Causan sonrojo y un poco de vergüenza la hiperventilación y los argumentos de unos y de otros durante estas semanas. Que parezca que se han cambiado los roles en lo tocante a la defensa del orden y la ley (esa insistencia de SUMAR y del PCE a la defensa de “la democracia” no tiene precio) y a las llamadas a la movilización en las calles es casi lo de menos. Lo sonrojante es que el consenso básico, total y absoluto en el modelo económico lleva a que las contradicciones entre los partidos capitalistas se planteen en términos de qué tipo de gestión política garantiza mejor que lo económico no sufre graves alteraciones.

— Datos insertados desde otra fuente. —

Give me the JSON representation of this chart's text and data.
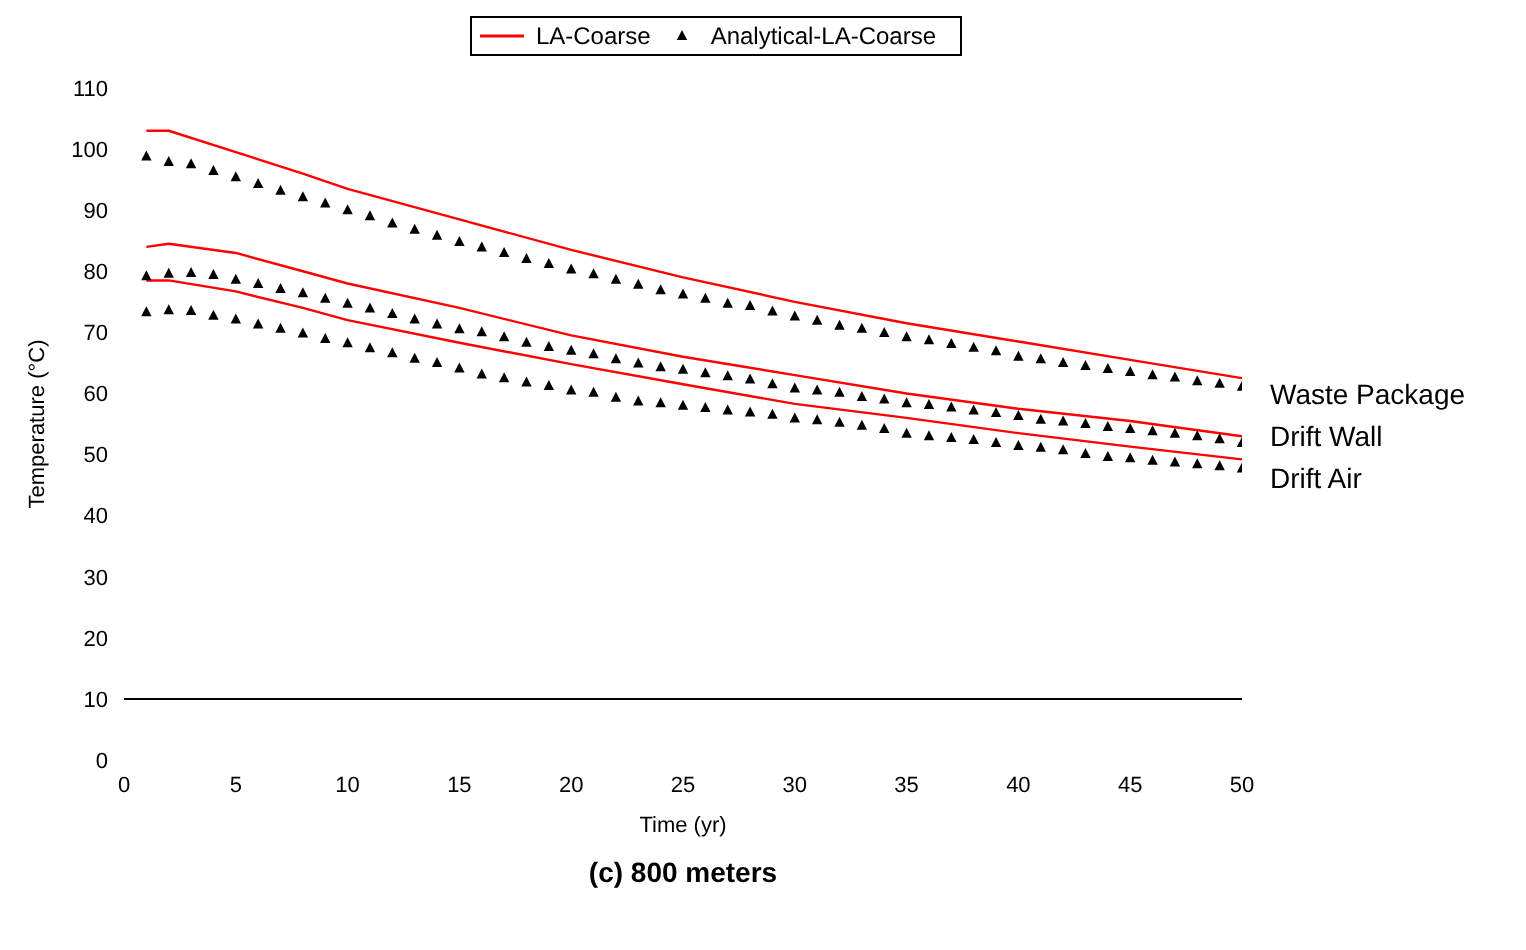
{
  "chart_data": {
    "type": "line",
    "title": "(c) 800 meters",
    "xlabel": "Time (yr)",
    "ylabel": "Temperature (°C)",
    "xlim": [
      0,
      50
    ],
    "xticks": [
      0,
      5,
      10,
      15,
      20,
      25,
      30,
      35,
      40,
      45,
      50
    ],
    "ylim": [
      0,
      110
    ],
    "yticks": [
      0,
      10,
      20,
      30,
      40,
      50,
      60,
      70,
      80,
      90,
      100,
      110
    ],
    "grid": false,
    "legend": "top",
    "ref_lines": [
      {
        "axis": "y",
        "value": 10,
        "label": null,
        "color": "#000000"
      }
    ],
    "annotations": [
      "Waste Package",
      "Drift Wall",
      "Drift Air"
    ],
    "series": [
      {
        "name": "LA-Coarse",
        "type": "line",
        "color": "#ff0000",
        "marker": "none",
        "x": [
          1,
          2,
          5,
          8,
          10,
          15,
          20,
          25,
          30,
          35,
          40,
          45,
          50
        ],
        "values": [
          103,
          103,
          99.5,
          96,
          93.5,
          88.5,
          83.5,
          79,
          75,
          71.5,
          68.5,
          65.5,
          62.5
        ]
      },
      {
        "type": "line",
        "color": "#ff0000",
        "marker": "none",
        "x": [
          1,
          2,
          5,
          8,
          10,
          15,
          20,
          25,
          30,
          35,
          40,
          45,
          50
        ],
        "values": [
          84,
          84.5,
          83,
          80,
          78,
          74,
          69.5,
          66,
          63,
          60,
          57.5,
          55.5,
          53
        ]
      },
      {
        "type": "line",
        "color": "#ff0000",
        "marker": "none",
        "x": [
          1,
          2,
          5,
          8,
          10,
          15,
          20,
          25,
          30,
          35,
          40,
          45,
          50
        ],
        "values": [
          78.5,
          78.5,
          76.7,
          74,
          72,
          68.3,
          64.8,
          61.5,
          58.3,
          56,
          53.5,
          51.3,
          49.2
        ]
      },
      {
        "name": "Analytical-LA-Coarse",
        "type": "scatter",
        "color": "#000000",
        "marker": "triangle",
        "x": [
          1,
          2,
          3,
          4,
          5,
          6,
          7,
          8,
          9,
          10,
          11,
          12,
          13,
          14,
          15,
          16,
          17,
          18,
          19,
          20,
          21,
          22,
          23,
          24,
          25,
          26,
          27,
          28,
          29,
          30,
          31,
          32,
          33,
          34,
          35,
          36,
          37,
          38,
          39,
          40,
          41,
          42,
          43,
          44,
          45,
          46,
          47,
          48,
          49,
          50
        ],
        "values": [
          98.8,
          97.9,
          97.5,
          96.4,
          95.4,
          94.3,
          93.2,
          92.1,
          91.1,
          90.0,
          89.0,
          87.8,
          86.8,
          85.8,
          84.8,
          83.9,
          83.0,
          82.0,
          81.2,
          80.3,
          79.5,
          78.6,
          77.8,
          76.9,
          76.2,
          75.5,
          74.7,
          74.3,
          73.4,
          72.6,
          71.9,
          71.1,
          70.6,
          69.9,
          69.2,
          68.7,
          68.1,
          67.5,
          66.9,
          66.0,
          65.6,
          65.0,
          64.5,
          64.0,
          63.5,
          63.0,
          62.6,
          62.0,
          61.6,
          61.1
        ]
      },
      {
        "type": "scatter",
        "color": "#000000",
        "marker": "triangle",
        "x": [
          1,
          2,
          3,
          4,
          5,
          6,
          7,
          8,
          9,
          10,
          11,
          12,
          13,
          14,
          15,
          16,
          17,
          18,
          19,
          20,
          21,
          22,
          23,
          24,
          25,
          26,
          27,
          28,
          29,
          30,
          31,
          32,
          33,
          34,
          35,
          36,
          37,
          38,
          39,
          40,
          41,
          42,
          43,
          44,
          45,
          46,
          47,
          48,
          49,
          50
        ],
        "values": [
          79.2,
          79.6,
          79.7,
          79.4,
          78.6,
          77.9,
          77.1,
          76.4,
          75.5,
          74.7,
          73.9,
          73.0,
          72.1,
          71.3,
          70.5,
          70.0,
          69.2,
          68.3,
          67.6,
          67.0,
          66.4,
          65.6,
          64.9,
          64.3,
          63.9,
          63.3,
          62.8,
          62.3,
          61.5,
          60.8,
          60.5,
          60.1,
          59.4,
          59.0,
          58.4,
          58.1,
          57.7,
          57.2,
          56.8,
          56.3,
          55.7,
          55.4,
          55.0,
          54.5,
          54.2,
          53.8,
          53.4,
          53.0,
          52.5,
          51.9
        ]
      },
      {
        "type": "scatter",
        "color": "#000000",
        "marker": "triangle",
        "x": [
          1,
          2,
          3,
          4,
          5,
          6,
          7,
          8,
          9,
          10,
          11,
          12,
          13,
          14,
          15,
          16,
          17,
          18,
          19,
          20,
          21,
          22,
          23,
          24,
          25,
          26,
          27,
          28,
          29,
          30,
          31,
          32,
          33,
          34,
          35,
          36,
          37,
          38,
          39,
          40,
          41,
          42,
          43,
          44,
          45,
          46,
          47,
          48,
          49,
          50
        ],
        "values": [
          73.3,
          73.6,
          73.5,
          72.7,
          72.1,
          71.3,
          70.6,
          69.8,
          68.9,
          68.2,
          67.4,
          66.6,
          65.7,
          65.0,
          64.1,
          63.1,
          62.5,
          61.8,
          61.2,
          60.5,
          60.1,
          59.3,
          58.7,
          58.4,
          58.0,
          57.6,
          57.2,
          56.9,
          56.5,
          55.9,
          55.6,
          55.2,
          54.7,
          54.2,
          53.4,
          53.0,
          52.7,
          52.4,
          51.9,
          51.4,
          51.1,
          50.7,
          50.1,
          49.6,
          49.4,
          49.0,
          48.7,
          48.4,
          48.1,
          47.7
        ]
      }
    ]
  }
}
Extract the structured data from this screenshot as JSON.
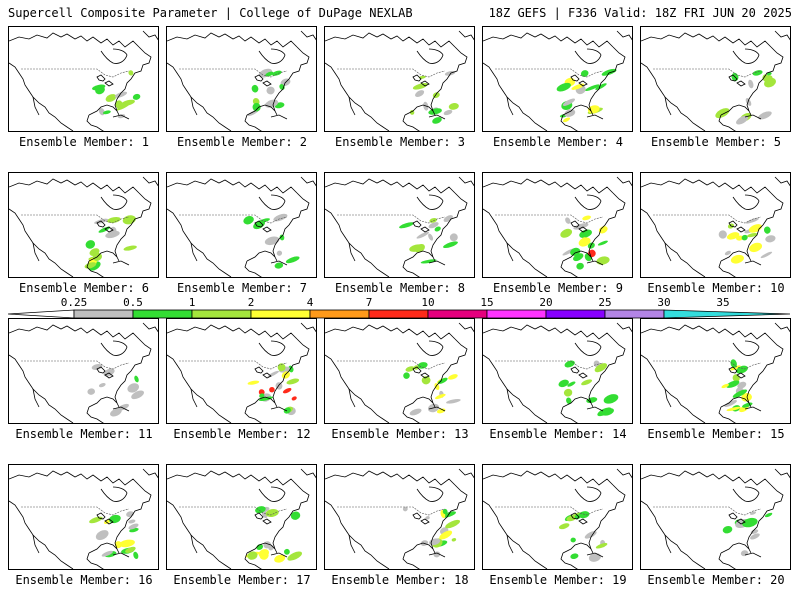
{
  "header": {
    "left_title": "Supercell Composite Parameter | College of DuPage NEXLAB",
    "right_title": "18Z GEFS | F336 Valid: 18Z FRI JUN 20 2025"
  },
  "colorbar": {
    "labels": [
      "0.25",
      "0.5",
      "1",
      "2",
      "4",
      "7",
      "10",
      "15",
      "20",
      "25",
      "30",
      "35"
    ],
    "colors": [
      "#ffffff",
      "#bfbfbf",
      "#33dd33",
      "#a4e63c",
      "#ffff33",
      "#ff9a1a",
      "#ff2a1a",
      "#e6007e",
      "#ff33ff",
      "#8800ff",
      "#b384e6",
      "#33dddd"
    ]
  },
  "map_colors": {
    "land": "#ffffff",
    "coast": "#000000",
    "field_low": "#bfbfbf",
    "field_mid": "#33dd33",
    "field_high": "#a4e63c",
    "field_peak": "#ffff33",
    "field_max": "#ff2a1a"
  },
  "members": [
    {
      "caption": "Ensemble Member: 1",
      "intensity": 2
    },
    {
      "caption": "Ensemble Member: 2",
      "intensity": 2
    },
    {
      "caption": "Ensemble Member: 3",
      "intensity": 2
    },
    {
      "caption": "Ensemble Member: 4",
      "intensity": 3
    },
    {
      "caption": "Ensemble Member: 5",
      "intensity": 2
    },
    {
      "caption": "Ensemble Member: 6",
      "intensity": 3
    },
    {
      "caption": "Ensemble Member: 7",
      "intensity": 1
    },
    {
      "caption": "Ensemble Member: 8",
      "intensity": 2
    },
    {
      "caption": "Ensemble Member: 9",
      "intensity": 4
    },
    {
      "caption": "Ensemble Member: 10",
      "intensity": 3
    },
    {
      "caption": "Ensemble Member: 11",
      "intensity": 1
    },
    {
      "caption": "Ensemble Member: 12",
      "intensity": 4
    },
    {
      "caption": "Ensemble Member: 13",
      "intensity": 3
    },
    {
      "caption": "Ensemble Member: 14",
      "intensity": 2
    },
    {
      "caption": "Ensemble Member: 15",
      "intensity": 3
    },
    {
      "caption": "Ensemble Member: 16",
      "intensity": 3
    },
    {
      "caption": "Ensemble Member: 17",
      "intensity": 3
    },
    {
      "caption": "Ensemble Member: 18",
      "intensity": 3
    },
    {
      "caption": "Ensemble Member: 19",
      "intensity": 2
    },
    {
      "caption": "Ensemble Member: 20",
      "intensity": 1
    }
  ]
}
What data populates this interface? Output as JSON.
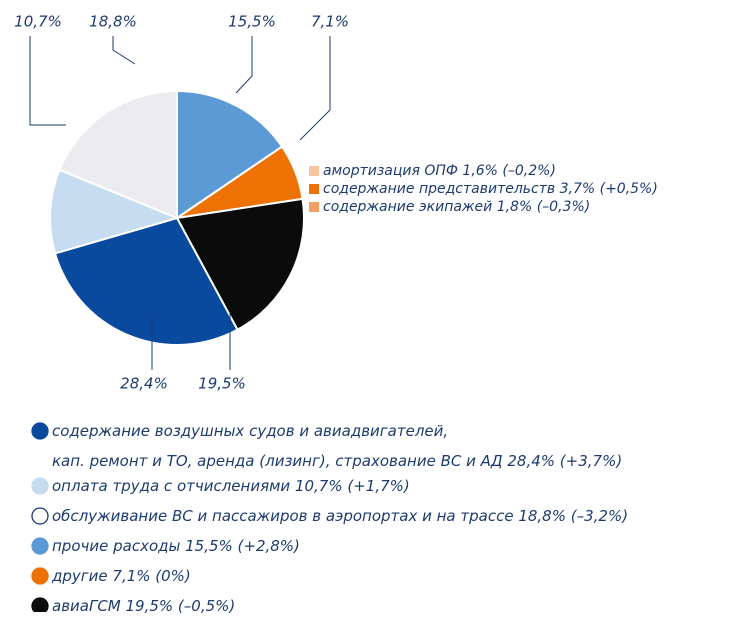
{
  "chart_data": {
    "type": "pie",
    "categories": [
      "содержание воздушных судов и авиадвигателей,\nкап. ремонт и ТО, аренда (лизинг), страхование ВС и АД 28,4% (+3,7%)",
      "оплата труда с отчислениями 10,7% (+1,7%)",
      "обслуживание ВС и пассажиров в аэропортах и на трассе 18,8% (–3,2%)",
      "прочие расходы 15,5% (+2,8%)",
      "другие 7,1% (0%)",
      "авиаГСМ 19,5% (–0,5%)"
    ],
    "values": [
      28.4,
      10.7,
      18.8,
      15.5,
      7.1,
      19.5
    ],
    "value_labels": [
      "28,4%",
      "10,7%",
      "18,8%",
      "15,5%",
      "7,1%",
      "19,5%"
    ],
    "colors": [
      "#0a4a9e",
      "#c6dcf1",
      "#ececf0",
      "#5b9ad4",
      "#ee7203",
      "#0b0b0b"
    ],
    "details": [
      {
        "label": "амортизация ОПФ 1,6% (–0,2%)",
        "color": "#f7c6a0"
      },
      {
        "label": "содержание представительств 3,7% (+0,5%)",
        "color": "#ee7203"
      },
      {
        "label": "содержание экипажей 1,8% (–0,3%)",
        "color": "#f3a066"
      }
    ]
  }
}
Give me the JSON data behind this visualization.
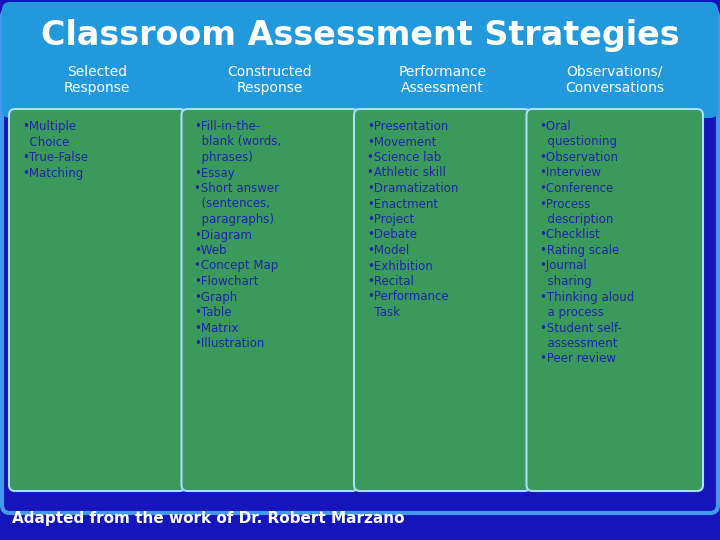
{
  "title": "Classroom Assessment Strategies",
  "title_fontsize": 24,
  "title_color": "#FFFFFF",
  "bg_color": "#1515BB",
  "header_bg_color": "#2299DD",
  "box_bg_color": "#3A9A5C",
  "text_color": "#2222AA",
  "header_text_color": "#FFFFFF",
  "footer_text": "Adapted from the work of Dr. Robert Marzano",
  "footer_color": "#FFFFFF",
  "footer_fontsize": 11,
  "col_header_fontsize": 10,
  "item_fontsize": 8.5,
  "columns": [
    {
      "header": "Selected\nResponse",
      "items": "•Multiple\n  Choice\n•True-False\n•Matching"
    },
    {
      "header": "Constructed\nResponse",
      "items": "•Fill-in-the-\n  blank (words,\n  phrases)\n•Essay\n•Short answer\n  (sentences,\n  paragraphs)\n•Diagram\n•Web\n•Concept Map\n•Flowchart\n•Graph\n•Table\n•Matrix\n•Illustration"
    },
    {
      "header": "Performance\nAssessment",
      "items": "•Presentation\n•Movement\n•Science lab\n•Athletic skill\n•Dramatization\n•Enactment\n•Project\n•Debate\n•Model\n•Exhibition\n•Recital\n•Performance\n  Task"
    },
    {
      "header": "Observations/\nConversations",
      "items": "•Oral\n  questioning\n•Observation\n•Interview\n•Conference\n•Process\n  description\n•Checklist\n•Rating scale\n•Journal\n  sharing\n•Thinking aloud\n  a process\n•Student self-\n  assessment\n•Peer review"
    }
  ]
}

Esa es su disputa. Los explotadores no se ponen de acuerdo en explotar más eficazmente, en esos términos se da su confrontación. Nuestra tarea es lograr que la contradicción realmente existente en lo económico, entre explotados y explotadores, se manifieste también en lo político.
No hay opción buena para la mayoría trabajadora en el dilema entre apoyar al Gobierno o a la oposición parlamentaria. No hay opción buena entre la España de Sánchez y sus aliados o la España de Feijóo y los suyos. Ninguna de ambas fórmulas de gestión capitalista coloca a la clase obrera más cerca o en mejores condiciones para conseguir acabar con la explotación capitalista en España, que es lo que une a todos ellos. Pero claro, quién piensa en la clase obrera, ¿no?